This article is from the Australian Property Journal archive
LISTED property giants Stockland and Goodman Group are well-placed to access the surprise ongoing upside to logistics rental growth, which still has some way to run following the remarkable boom period during COVID, but growth opportunities are increasingly hard to come by for REITs has headwinds intensify.
According to a research note from UBS, Growing pains as rates reality bites, Stockland and Goodman are in their positive position to make the most of industrial conditions due to short weighted average lease expiries and development exposure.
Goodman has a $14 billion pipeline of projects worldwide.
As far as rated rivals are concerned, GPT is worst-placed to benefit from what’s left to run in the industrial boom.
Elsewhere, office leasing has been ahead of low market expectations for Dexus and Centuria Office REIT, but not GPT, while retail results were strong for both major players Scentre Group and Vicinity Centres, although consumer headwinds are looming, UBS analysts Grant McCasker, Tom Bodor and Cody Shield warned.
Residential “remains tough looking backward (operational issues and weather) and forward (weak sales and recovery pushing out given an increasingly hawkish RBA).”

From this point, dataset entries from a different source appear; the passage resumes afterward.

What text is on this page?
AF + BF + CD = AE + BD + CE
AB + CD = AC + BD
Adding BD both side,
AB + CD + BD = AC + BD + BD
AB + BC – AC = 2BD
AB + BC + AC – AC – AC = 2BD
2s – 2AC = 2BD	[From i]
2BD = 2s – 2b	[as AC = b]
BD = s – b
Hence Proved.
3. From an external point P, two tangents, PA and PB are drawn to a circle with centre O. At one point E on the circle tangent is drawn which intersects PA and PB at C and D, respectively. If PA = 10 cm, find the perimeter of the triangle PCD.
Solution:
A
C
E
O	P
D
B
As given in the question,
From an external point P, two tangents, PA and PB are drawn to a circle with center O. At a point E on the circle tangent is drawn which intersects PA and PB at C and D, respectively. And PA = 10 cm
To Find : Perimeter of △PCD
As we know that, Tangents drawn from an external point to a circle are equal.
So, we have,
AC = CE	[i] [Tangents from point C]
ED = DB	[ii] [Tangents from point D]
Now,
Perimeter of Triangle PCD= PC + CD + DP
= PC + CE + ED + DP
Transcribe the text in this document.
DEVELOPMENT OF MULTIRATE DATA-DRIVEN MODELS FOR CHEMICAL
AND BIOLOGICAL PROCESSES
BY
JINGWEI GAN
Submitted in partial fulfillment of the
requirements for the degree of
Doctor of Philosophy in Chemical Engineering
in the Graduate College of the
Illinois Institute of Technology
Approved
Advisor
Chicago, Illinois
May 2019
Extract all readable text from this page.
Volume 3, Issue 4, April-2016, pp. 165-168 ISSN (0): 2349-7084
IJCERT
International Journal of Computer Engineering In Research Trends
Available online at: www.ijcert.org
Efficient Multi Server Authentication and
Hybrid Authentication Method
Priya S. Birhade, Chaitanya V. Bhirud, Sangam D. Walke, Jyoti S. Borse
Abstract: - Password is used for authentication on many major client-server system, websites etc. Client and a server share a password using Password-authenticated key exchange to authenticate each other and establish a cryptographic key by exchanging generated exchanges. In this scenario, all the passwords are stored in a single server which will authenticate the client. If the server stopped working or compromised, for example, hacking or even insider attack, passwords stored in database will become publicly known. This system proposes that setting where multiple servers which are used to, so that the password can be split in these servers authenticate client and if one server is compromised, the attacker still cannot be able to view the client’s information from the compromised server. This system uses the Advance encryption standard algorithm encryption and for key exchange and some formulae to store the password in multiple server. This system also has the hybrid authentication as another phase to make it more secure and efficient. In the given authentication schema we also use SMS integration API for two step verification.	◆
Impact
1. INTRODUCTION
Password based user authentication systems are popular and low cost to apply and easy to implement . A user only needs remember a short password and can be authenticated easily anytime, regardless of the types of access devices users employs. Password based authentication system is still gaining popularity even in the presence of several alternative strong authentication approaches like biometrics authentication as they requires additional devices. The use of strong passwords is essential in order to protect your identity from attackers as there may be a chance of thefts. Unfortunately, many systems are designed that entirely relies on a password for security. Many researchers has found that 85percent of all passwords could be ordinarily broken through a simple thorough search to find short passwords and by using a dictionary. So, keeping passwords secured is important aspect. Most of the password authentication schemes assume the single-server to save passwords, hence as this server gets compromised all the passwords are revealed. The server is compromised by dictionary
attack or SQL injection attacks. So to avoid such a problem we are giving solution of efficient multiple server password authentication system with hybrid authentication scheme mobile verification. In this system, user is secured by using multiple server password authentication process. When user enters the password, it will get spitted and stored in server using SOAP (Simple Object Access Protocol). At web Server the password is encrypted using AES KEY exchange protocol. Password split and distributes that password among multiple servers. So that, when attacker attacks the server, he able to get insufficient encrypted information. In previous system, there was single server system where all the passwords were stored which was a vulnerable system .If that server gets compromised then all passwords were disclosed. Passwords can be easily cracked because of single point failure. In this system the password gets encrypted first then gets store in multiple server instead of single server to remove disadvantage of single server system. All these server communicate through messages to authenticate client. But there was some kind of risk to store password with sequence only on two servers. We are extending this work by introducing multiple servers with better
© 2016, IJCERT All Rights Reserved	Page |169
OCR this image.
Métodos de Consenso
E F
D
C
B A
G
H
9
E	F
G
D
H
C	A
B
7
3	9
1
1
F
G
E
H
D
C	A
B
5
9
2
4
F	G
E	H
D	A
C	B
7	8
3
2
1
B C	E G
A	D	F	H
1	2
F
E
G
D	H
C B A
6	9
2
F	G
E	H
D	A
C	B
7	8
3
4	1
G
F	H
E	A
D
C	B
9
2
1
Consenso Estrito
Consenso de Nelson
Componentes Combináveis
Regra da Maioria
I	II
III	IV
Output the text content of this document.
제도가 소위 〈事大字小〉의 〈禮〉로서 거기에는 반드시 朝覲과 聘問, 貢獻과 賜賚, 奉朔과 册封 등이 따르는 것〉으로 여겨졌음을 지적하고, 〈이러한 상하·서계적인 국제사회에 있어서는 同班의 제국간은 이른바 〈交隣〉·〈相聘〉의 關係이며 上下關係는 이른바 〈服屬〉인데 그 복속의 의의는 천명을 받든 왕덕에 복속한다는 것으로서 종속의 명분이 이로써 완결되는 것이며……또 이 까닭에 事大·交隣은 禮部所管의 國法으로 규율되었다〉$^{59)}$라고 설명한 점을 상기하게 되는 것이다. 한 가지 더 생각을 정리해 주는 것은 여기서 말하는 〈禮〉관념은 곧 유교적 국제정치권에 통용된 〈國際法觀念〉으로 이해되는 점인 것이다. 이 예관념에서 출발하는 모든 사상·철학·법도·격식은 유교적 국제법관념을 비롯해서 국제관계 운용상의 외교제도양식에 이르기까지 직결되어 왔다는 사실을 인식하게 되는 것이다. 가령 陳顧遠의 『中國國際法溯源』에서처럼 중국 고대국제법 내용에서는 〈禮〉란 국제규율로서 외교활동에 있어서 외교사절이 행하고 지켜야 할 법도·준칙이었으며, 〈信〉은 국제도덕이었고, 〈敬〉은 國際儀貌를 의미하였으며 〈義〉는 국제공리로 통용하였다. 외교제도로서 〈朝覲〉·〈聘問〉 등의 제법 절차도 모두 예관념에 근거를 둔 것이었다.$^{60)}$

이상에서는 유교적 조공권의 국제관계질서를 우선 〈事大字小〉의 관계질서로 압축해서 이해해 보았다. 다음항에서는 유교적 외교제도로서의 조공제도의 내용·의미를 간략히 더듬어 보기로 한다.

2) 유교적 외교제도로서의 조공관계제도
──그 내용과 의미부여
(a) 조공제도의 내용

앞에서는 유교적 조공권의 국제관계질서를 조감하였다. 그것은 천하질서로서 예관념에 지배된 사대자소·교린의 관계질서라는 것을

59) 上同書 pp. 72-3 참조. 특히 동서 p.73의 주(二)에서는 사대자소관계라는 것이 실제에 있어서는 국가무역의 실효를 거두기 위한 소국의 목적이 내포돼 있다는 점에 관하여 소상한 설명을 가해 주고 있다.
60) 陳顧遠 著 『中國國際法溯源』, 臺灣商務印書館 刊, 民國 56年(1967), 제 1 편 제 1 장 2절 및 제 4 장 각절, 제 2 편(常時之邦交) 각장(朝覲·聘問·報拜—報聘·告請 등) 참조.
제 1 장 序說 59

Reserve Bank of Australia governor Philip Lowe offered some glimpse of reprieve this week, hinting there may be a pause in interest rate hikes after 10 consecutive increases, but many are still expecting at least one further rise in this cycle at some point in time.
According to the UBS analysts, “growing is hard with interest rate headwinds intensifying”.
The recent half-year results season was downbeat with results falling 4% short of UBS’s expectations, and average FY23 expected earnings were revised down by 3%, reflecting the continued impact of higher interest rates, overhead cost pressures and more mixed operating conditions, the analysts said. Those conditions were positive for retail and logistics, and negative for residential and funds management.
From here, sector level FY23-26 EBIT compound annual growth rate is reasonable at circa 5%, with some top-line inflationary benefits being shown, however, funds from operations growth is only 2.5%, or an “anaemic” 1.4% if Goodman is excluded, with debt cost headwinds more than offsetting rent growth. This has implications for the FY24 sector multiple, which is currently 16x, 14x excluding Goodman and Charter Hall.
“At the asset level, valuations have not shifted to reflect a higher interest rate environment with cap rates little changed (+7 basis points) and valuations (+0.5% average increase) to move lower over 2023.
“However, the listed market has adjusted, implying +124 bps of cap rate expansion or -20% asset value movements,” the latter again excluding Goodman and Charter Hall.
The sector is trading at a 10% discount to UBS price targets and distributions per security yield of 4.4% – or 5.7%, again excluding Goodman and Charter Hall.
Headline sector gearing is 27% but this reflects still low cap rates of 5% taking out Goodman and Charter Hall.
“We consider net debt/EBITDA as a relevant metric and analysis of the larger REITs shows this ratio increasing from 4.9x (2014-19) to 5.6x (today and forecast through to 2027) reflecting groups leveraging up over the COVID period and substantial unfunded development pipelines (which require further equity, capital partnerships and asset sales).
“In our view, A-REITs have been slow to adapt business models/strategies and capital/balance sheets to a higher rate world, with limited progress at results regarding aspirations to sell assets and form capital partnerships, although some lower returning developments were deferred and incremental hedging put in place (reluctantly).”
Major operational challenges included overheads, which came in 3% above UBS expectations 9% higher year-on-year, excluding Goodman and Lendlease; gross rents, in some cases, not keeping pace with cost inflation, and residential delivery challenges, with 95% growth in settlement volumes required in the second half above first half levels for groups to meet FY23 targets.
Fund managers – aside from Goodman – are losing momentum with a challenging environment for raising capital, high fund level gearing, performance fee uncertainty and low distribution yields on cornerstone stakes.